そういった“部隊”の話を耳にした記憶はない。
「帝国の発表だと、そんな部隊は設立されてないっていうけど、腕利きの暗殺集団でもいなきゃ、一掃なんて無理だし」
「カイン皇帝に限って、そのような隠蔽はなさらないかと存じますが……」
「あれぇ? センコーもしかして暗殺部隊にビビッてんのか? なんか顔色がよくないな。けどほら、センコーは闇魔法使えないなら大丈夫だって。あ、アタシは使えるけどビビってねーし。つーかセンコーって、闇魔法の話になるとざっこくなるんだから」
「闇属性の魔法は大変恐ろしいものです」
ルーナは小さく息を吐いてから続けた。
「マジでビビりだな」
「お恥ずかしい限りです。そういった情勢の中、ルーナさんはどうしてこの学校に?」
少女はますます大きな溜息をつく。
「タイミング最悪で、アタシを養子にした貴族のクソオヤジがよその女と子供作ってさ……家庭崩壊。その赤ん坊には魔法の才能があった。アタシは用済み。母親は自殺。

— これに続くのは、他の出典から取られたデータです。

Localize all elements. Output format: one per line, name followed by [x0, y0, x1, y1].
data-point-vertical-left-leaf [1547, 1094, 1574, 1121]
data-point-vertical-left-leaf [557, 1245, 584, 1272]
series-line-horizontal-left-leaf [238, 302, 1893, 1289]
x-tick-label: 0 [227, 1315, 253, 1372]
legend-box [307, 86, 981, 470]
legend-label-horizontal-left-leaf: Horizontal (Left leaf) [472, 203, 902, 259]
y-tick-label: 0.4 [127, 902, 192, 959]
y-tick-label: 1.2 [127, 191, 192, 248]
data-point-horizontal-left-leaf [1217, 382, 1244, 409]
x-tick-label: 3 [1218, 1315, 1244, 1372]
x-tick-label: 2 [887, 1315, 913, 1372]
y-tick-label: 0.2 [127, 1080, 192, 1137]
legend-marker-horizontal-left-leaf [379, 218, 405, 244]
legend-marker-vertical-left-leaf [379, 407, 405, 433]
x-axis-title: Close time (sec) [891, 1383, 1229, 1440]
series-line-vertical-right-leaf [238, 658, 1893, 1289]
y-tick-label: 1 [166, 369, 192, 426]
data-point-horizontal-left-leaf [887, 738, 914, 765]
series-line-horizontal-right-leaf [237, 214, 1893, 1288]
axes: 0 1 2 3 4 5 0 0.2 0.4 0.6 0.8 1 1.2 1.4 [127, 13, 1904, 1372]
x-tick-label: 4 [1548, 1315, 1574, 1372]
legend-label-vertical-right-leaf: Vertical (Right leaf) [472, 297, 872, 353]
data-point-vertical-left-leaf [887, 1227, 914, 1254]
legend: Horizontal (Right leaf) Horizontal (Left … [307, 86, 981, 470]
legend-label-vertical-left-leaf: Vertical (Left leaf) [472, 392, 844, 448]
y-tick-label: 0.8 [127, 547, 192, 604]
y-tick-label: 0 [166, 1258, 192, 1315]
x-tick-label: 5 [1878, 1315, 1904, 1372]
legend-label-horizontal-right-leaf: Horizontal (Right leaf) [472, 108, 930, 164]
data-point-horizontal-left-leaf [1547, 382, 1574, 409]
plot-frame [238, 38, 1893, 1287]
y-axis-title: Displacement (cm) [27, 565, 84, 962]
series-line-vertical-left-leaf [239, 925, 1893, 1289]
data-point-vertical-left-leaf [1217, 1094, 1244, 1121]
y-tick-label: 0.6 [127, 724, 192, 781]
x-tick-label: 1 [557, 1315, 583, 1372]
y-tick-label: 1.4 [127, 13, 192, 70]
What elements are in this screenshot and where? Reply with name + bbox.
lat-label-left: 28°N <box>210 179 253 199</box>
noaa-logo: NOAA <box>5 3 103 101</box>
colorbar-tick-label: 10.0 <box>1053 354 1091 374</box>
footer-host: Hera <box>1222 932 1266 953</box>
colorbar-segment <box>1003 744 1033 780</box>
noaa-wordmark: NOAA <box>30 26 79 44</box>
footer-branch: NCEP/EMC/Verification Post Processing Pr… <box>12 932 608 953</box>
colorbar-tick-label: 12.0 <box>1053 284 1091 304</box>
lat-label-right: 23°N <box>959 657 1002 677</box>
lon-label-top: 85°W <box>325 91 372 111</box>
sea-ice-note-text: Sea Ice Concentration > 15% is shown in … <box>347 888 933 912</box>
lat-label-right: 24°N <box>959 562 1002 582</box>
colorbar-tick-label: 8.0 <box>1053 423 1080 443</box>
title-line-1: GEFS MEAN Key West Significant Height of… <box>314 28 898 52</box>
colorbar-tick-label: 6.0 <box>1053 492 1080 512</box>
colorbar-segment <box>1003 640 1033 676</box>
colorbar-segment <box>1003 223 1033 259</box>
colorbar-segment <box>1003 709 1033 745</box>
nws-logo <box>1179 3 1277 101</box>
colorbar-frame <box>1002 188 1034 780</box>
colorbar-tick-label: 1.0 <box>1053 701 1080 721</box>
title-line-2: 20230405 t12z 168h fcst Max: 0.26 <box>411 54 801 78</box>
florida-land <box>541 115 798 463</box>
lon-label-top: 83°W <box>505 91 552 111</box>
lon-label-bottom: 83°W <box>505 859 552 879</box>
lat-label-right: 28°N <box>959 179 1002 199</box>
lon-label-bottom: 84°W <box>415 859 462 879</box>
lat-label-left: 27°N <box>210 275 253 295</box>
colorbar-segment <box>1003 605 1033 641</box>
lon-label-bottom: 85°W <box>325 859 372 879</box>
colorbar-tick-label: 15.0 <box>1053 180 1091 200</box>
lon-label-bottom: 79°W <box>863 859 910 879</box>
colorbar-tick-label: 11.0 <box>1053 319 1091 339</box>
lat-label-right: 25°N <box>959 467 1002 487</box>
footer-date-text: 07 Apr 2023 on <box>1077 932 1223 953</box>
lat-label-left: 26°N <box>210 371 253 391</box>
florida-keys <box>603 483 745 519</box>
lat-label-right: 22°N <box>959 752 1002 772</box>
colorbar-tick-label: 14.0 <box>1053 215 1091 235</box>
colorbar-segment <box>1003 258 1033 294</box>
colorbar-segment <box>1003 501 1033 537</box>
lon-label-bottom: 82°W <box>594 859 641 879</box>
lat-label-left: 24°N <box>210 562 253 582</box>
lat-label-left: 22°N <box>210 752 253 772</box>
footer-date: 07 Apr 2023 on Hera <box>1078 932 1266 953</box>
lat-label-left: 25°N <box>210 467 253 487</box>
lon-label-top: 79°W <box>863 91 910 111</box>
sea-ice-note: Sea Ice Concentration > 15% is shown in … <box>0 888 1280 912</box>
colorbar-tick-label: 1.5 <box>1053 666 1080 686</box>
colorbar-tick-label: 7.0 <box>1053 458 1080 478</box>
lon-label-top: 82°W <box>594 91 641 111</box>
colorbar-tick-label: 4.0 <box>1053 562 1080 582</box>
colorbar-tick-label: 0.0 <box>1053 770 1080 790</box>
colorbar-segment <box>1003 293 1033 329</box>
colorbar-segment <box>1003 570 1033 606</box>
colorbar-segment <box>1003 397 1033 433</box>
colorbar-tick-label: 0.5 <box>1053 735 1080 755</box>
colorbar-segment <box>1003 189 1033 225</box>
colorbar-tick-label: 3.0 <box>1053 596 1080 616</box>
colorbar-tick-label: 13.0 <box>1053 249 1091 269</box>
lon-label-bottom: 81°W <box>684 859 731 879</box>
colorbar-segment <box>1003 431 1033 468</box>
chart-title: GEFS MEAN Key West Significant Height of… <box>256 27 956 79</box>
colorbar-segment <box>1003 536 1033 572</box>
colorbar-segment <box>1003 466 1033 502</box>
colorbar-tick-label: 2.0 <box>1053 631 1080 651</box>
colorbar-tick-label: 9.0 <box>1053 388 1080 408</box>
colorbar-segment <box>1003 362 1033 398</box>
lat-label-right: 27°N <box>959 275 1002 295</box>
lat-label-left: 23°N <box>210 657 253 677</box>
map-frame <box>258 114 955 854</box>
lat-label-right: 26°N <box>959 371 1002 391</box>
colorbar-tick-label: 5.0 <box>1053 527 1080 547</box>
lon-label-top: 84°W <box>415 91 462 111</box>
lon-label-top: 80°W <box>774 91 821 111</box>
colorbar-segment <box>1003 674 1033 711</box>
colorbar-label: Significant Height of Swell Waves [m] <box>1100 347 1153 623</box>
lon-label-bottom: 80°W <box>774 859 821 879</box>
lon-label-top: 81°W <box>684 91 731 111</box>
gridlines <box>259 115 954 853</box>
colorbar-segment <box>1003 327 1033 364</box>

まあ、本当の母親じゃなかったけど……いい人だった」
過酷な生い立ちに耳を傾け続けるうちに、頬を雫が落ちていった。
「ルーナさん……わたくしが必ずや、ルーナさんを一流の闇魔導士にしてさしあげます」
「うわっ! なに泣いてんだよキモッ! だいたい闇魔法見たら気絶するセンコーには無理だろ! 常識的に考えて! あと時勢的にも一流の闇魔導士はヤバいだろ!」
ルーナが他者を拒絶するような素振りを見せるのも、信じられる人間や頼れる人間に恵まれなかった、つらい境遇があってのこと。
誰に彼女を咎めることができるだろうか。
「さあ、ルーナさん。焼き菓子をもっともっとたくさんお食べください。そして立派に大きくなられるのです」
「泣きながら食わせようとすんな! 口に突っ込もうとす……もごご……うまっ……うまぁ……」
「わたくしには、こうして焼き菓子を食べさせてあげるくらいしかできませんから」
「ぷはっ! センコーならもっとやれることあんだろ! もういい美味しかったごちそうさまでしたッ!」
半分切れたような口振りで、少女は二杯目の紅茶を喉に流し込んだ。
カップをソーサーに置いて、真顔で一言。
「センコーさ、クビは近いぞ。ちゃんと仕事するか次の仕事探しておけよ」
「では、ちゃんと仕事をすることにいたします。このあとの座学の授業を受けていただけますね?」
「な、泣かれるとキモいから……聞いてやるけど、つまんねぇ話だったら寝るかんな」
「それはまた難易度の高い……」
おもしろい授業は実在するが、自分にそれができるかというと別問題なのだ。
結局、このあとの講義の半分以上を、ルーナは眠って過ごした。
教師の仕事は、これまでしてきた仕事のノウハウが通じない難しいものである。